Przeznaczony dla młodzieży i widzów dorosłych monodram Wojciecha Stachury to druga premiera Teatru Miniatura tuż po odmrożeniu teatrów - obok komedii familijnej „Najbrzydsze zwierzę świata”. Co prawda „Beton” w reżyserii Michała Derlatki, od kilku miesięcy można oglądać w internecie, ale na żywo dostarcza innych emocji, niż wersja spektaklu online, która poprzedziła premierę stacjonarną. Czy warto zobaczyć, jeśli się już widziało?
10.06.2021
Więcej artykułów poświęconych Gdańskowi znajdziesz na stronie głównej gdansk.pl
„Beton” to monodram Wojciecha Stachury, inspirowany historią najdłuższego gdańskiego falowca. Miał dwie premiery - po znakomicie przyjętej listopadowej wersji online artyści przygotowali wersję sceniczną
„Beton” to monodram Wojciecha Stachury, inspirowany historią najdłuższego gdańskiego falowca. Miał dwie premiery - po znakomicie przyjętej listopadowej wersji online artyści przygotowali wersję sceniczną
fot. Piotr Pędziszewski / Miejski Teatr Miniatura

 

 

Po ponad sześciu miesiącach spektakl „Beton” Teatru Miniatura w reżyserii Michała Derlatki doczekał się drugiej premiery - tym razem stacjonarnej. Fikcyjna opowieść o twórcy słynnego gdańskiego falowca na Przymorzu, na podstawie powieści Moniki Milewskiej „Latawiec z betonu”, która zdobyła Pomorską Nagrodę Literacką „Wiatr od morza”, w listopadzie ubiegłego roku została zaprezentowana online, na YouTubie teatru. Twórcy wykroczyli znacznie poza realizację zapisu przedstawienia - udało im się stworzyć ciekawy w formie, niezależny film, z brawurową rolą (a właściwie rolami) Wojciecha Stachury, który wciela się w kilkanaście postaci - m.in. inżyniera, mieszkańców bloku, córkę czy milicjantów.

Atutami produkcji są przede wszystkim ciekawy montaż i zdjęcia - na uwagę zasługują szczególnie czarne-białe sceny retrospektywne, oraz muzyka, za którą odpowiadają bracia Michał i Mateusz Sarapata. Sfilmowana historia dostarcza także oglądającym całego wachlarza emocji - nie brakuje humoru, ale i smutku okraszonego melancholią, towarzyszymy również bohaterowi w chwilach, gdy ogarnia go zwątpienie, ale i złość czy frustracja wynikające z bycia niedocenionym i uwikłanym w system.

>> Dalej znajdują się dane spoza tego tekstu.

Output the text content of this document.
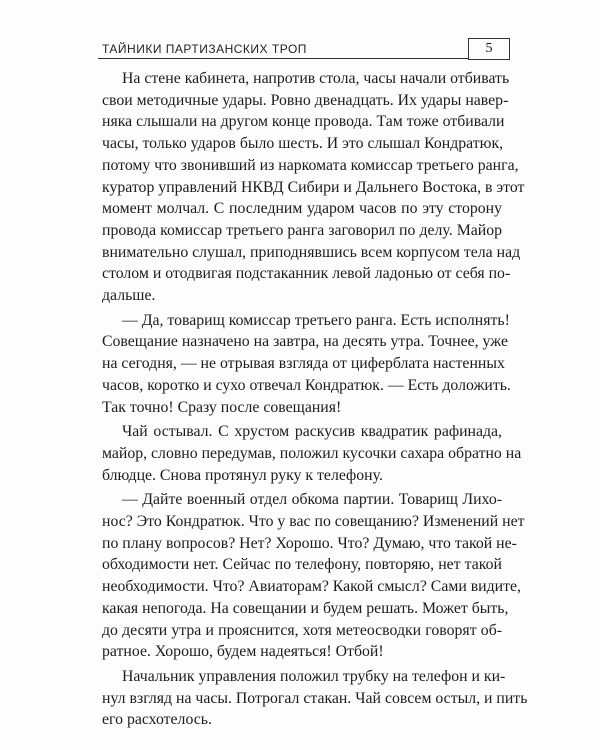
ТАЙНИКИ ПАРТИЗАНСКИХ ТРОП	5
На стене кабинета, напротив стола, часы начали отбивать
свои методичные удары. Ровно двенадцать. Их удары навер-
няка слышали на другом конце провода. Там тоже отбивали
часы, только ударов было шесть. И это слышал Кондратюк,
потому что звонивший из наркомата комиссар третьего ранга,
куратор управлений НКВД Сибири и Дальнего Востока, в этот
момент молчал. С последним ударом часов по эту сторону
провода комиссар третьего ранга заговорил по делу. Майор
внимательно слушал, приподнявшись всем корпусом тела над
столом и отодвигая подстаканник левой ладонью от себя по-
дальше.
— Да, товарищ комиссар третьего ранга. Есть исполнять!
Совещание назначено на завтра, на десять утра. Точнее, уже
на сегодня, — не отрывая взгляда от циферблата настенных
часов, коротко и сухо отвечал Кондратюк. — Есть доложить.
Так точно! Сразу после совещания!
Чай остывал. С хрустом раскусив квадратик рафинада,
майор, словно передумав, положил кусочки сахара обратно на
блюдце. Снова протянул руку к телефону.
— Дайте военный отдел обкома партии. Товарищ Лихо-
нос? Это Кондратюк. Что у вас по совещанию? Изменений нет
по плану вопросов? Нет? Хорошо. Что? Думаю, что такой не-
обходимости нет. Сейчас по телефону, повторяю, нет такой
необходимости. Что? Авиаторам? Какой смысл? Сами видите,
какая непогода. На совещании и будем решать. Может быть,
до десяти утра и прояснится, хотя метеосводки говорят об-
ратное. Хорошо, будем надеяться! Отбой!
Начальник управления положил трубку на телефон и ки-
нул взгляд на часы. Потрогал стакан. Чай совсем остыл, и пить
его расхотелось.
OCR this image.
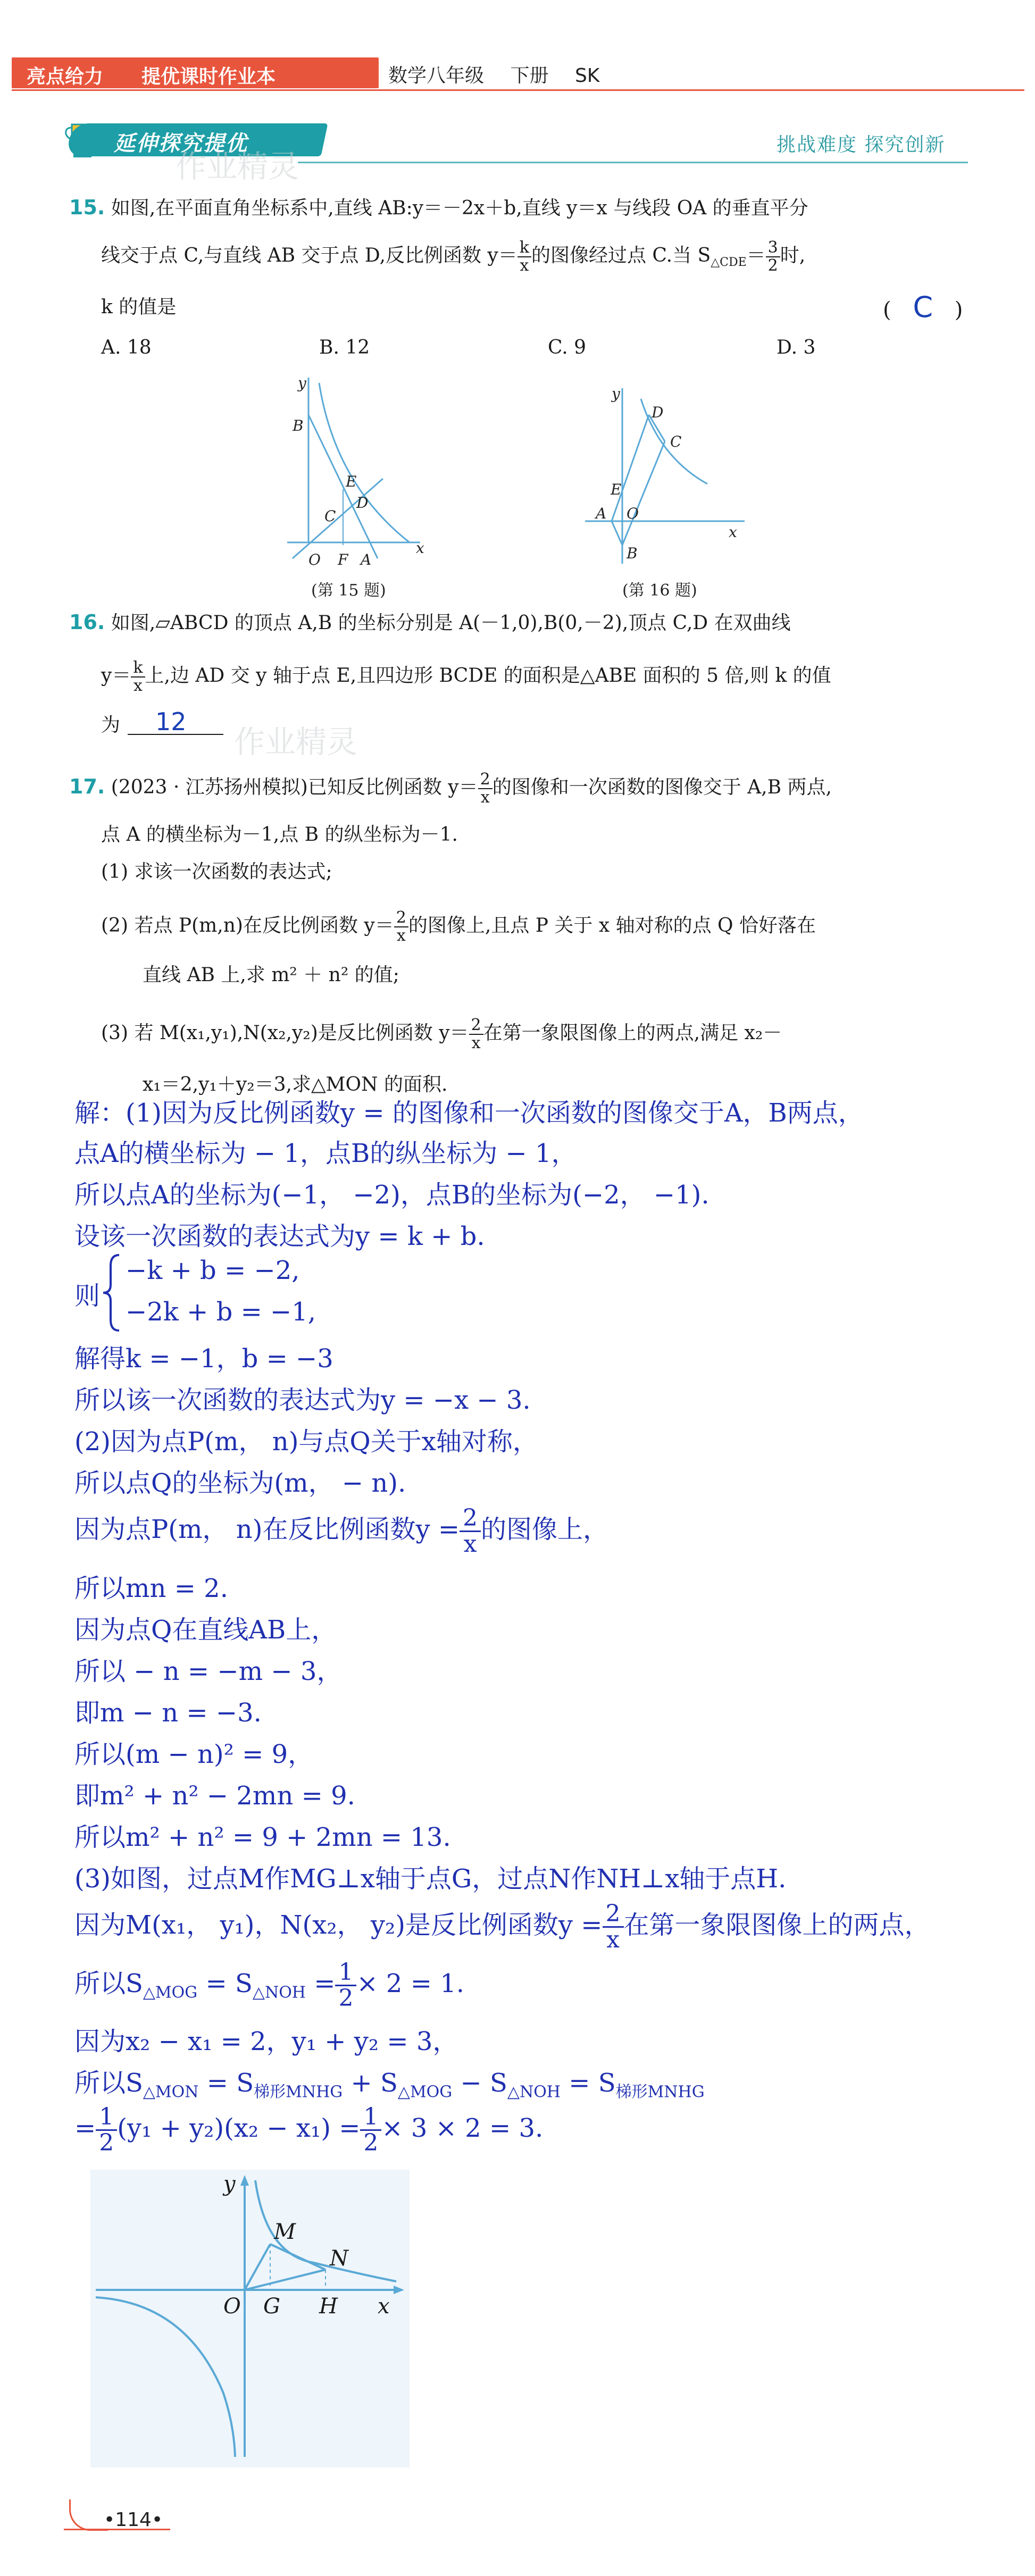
亮点给力 提优课时作业本	数学八年级 下册 SK
延伸探究提优	挑战难度 探究创新
作业精灵
15. 如图,在平面直角坐标系中,直线 AB:y＝－2x＋b,直线 y＝x 与线段 OA 的垂直平分
线交于点 C,与直线 AB 交于点 D,反比例函数 $y= \frac{k}{x}$ 的图像经过点 C.当 $S_{\triangle CDE}= \frac{3}{2}$ 时,
k 的值是	( C )
A. 18	B. 12	C. 9	D. 3
y
B
E
D
C
O F A
x
(第 15 题)
y
D
C
E
A O
B
x
(第 16 题)
16. 如图,▱ABCD 的顶点 A,B 的坐标分别是 A(－1,0),B(0,－2),顶点 C,D 在双曲线
$y= \frac{k}{x}$ 上,边 AD 交 y 轴于点 E,且四边形 BCDE 的面积是△ABE 面积的 5 倍,则 k 的值
为 12
作业精灵
17. (2023 · 江苏扬州模拟)已知反比例函数 $y= \frac{2}{x}$ 的图像和一次函数的图像交于 A,B 两点,
点 A 的横坐标为－1,点 B 的纵坐标为－1.
(1) 求该一次函数的表达式;
(2) 若点 P(m,n)在反比例函数 $y= \frac{2}{x}$ 的图像上,且点 P 关于 x 轴对称的点 Q 恰好落在
直线 AB 上,求 m² ＋ n² 的值;
(3) 若 M(x₁,y₁),N(x₂,y₂)是反比例函数 $y= \frac{2}{x}$ 在第一象限图像上的两点,满足 x₂－
x₁＝2,y₁＋y₂＝3,求△MON 的面积.
解：(1)因为反比例函数y = 的图像和一次函数的图像交于A，B两点，
点A的横坐标为 − 1，点B的纵坐标为 − 1，
所以点A的坐标为(−1， −2)，点B的坐标为(−2， −1).
设该一次函数的表达式为y = k + b.
则
−k + b = −2,
−2k + b = −1,
解得k = −1，b = −3
所以该一次函数的表达式为y = −x − 3.
(2)因为点P(m， n)与点Q关于x轴对称，
所以点Q的坐标为(m， − n).
因为点P(m， n)在反比例函数$y = \frac{2}{x}$ 的图像上，
所以mn = 2.
因为点Q在直线AB上，
所以 − n = −m − 3，
即m − n = −3.
所以(m − n)² = 9，
即m² + n² − 2mn = 9.
所以m² + n² = 9 + 2mn = 13.
(3)如图，过点M作MG⊥x轴于点G，过点N作NH⊥x轴于点H.
因为M(x₁， y₁)，N(x₂， y₂)是反比例函数$y = \frac{2}{x}$ 在第一象限图像上的两点，
所以$S_{\triangle MOG} = S_{\triangle NOH} = \frac{1}{2} \times 2 = 1$.
因为x₂ − x₁ = 2，y₁ + y₂ = 3，
所以$S_{\triangle MON} = S_{梯形MNHG} + S_{\triangle MOG} - S_{\triangle NOH} = S_{梯形MNHG}$
= $\frac{1}{2} (y_1 + y_2)(x_2 - x_1) = \frac{1}{2} \times 3 \times 2 = 3$.
y
M
N
O G H x
•114•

Wartka akcja pełna wzlotów i upadków inżyniera wzbogacona jest o ciekawy sposób snucia tej wielowątkowej opowieści przez aktora, grającego w żywym oraz lalkowym planie. Całości dopełniają głosy z offu trójki aktorów Teatru Miniatura: Edyty Janusz-Ehrlich, Piotra Srebrowskiego i Zofii Bartoś, dopracowana scenografia według koncepcji Wojciecha Stachury, oraz wizualizacje i animacje przygotowane przez Sebastiana Łukaszuka.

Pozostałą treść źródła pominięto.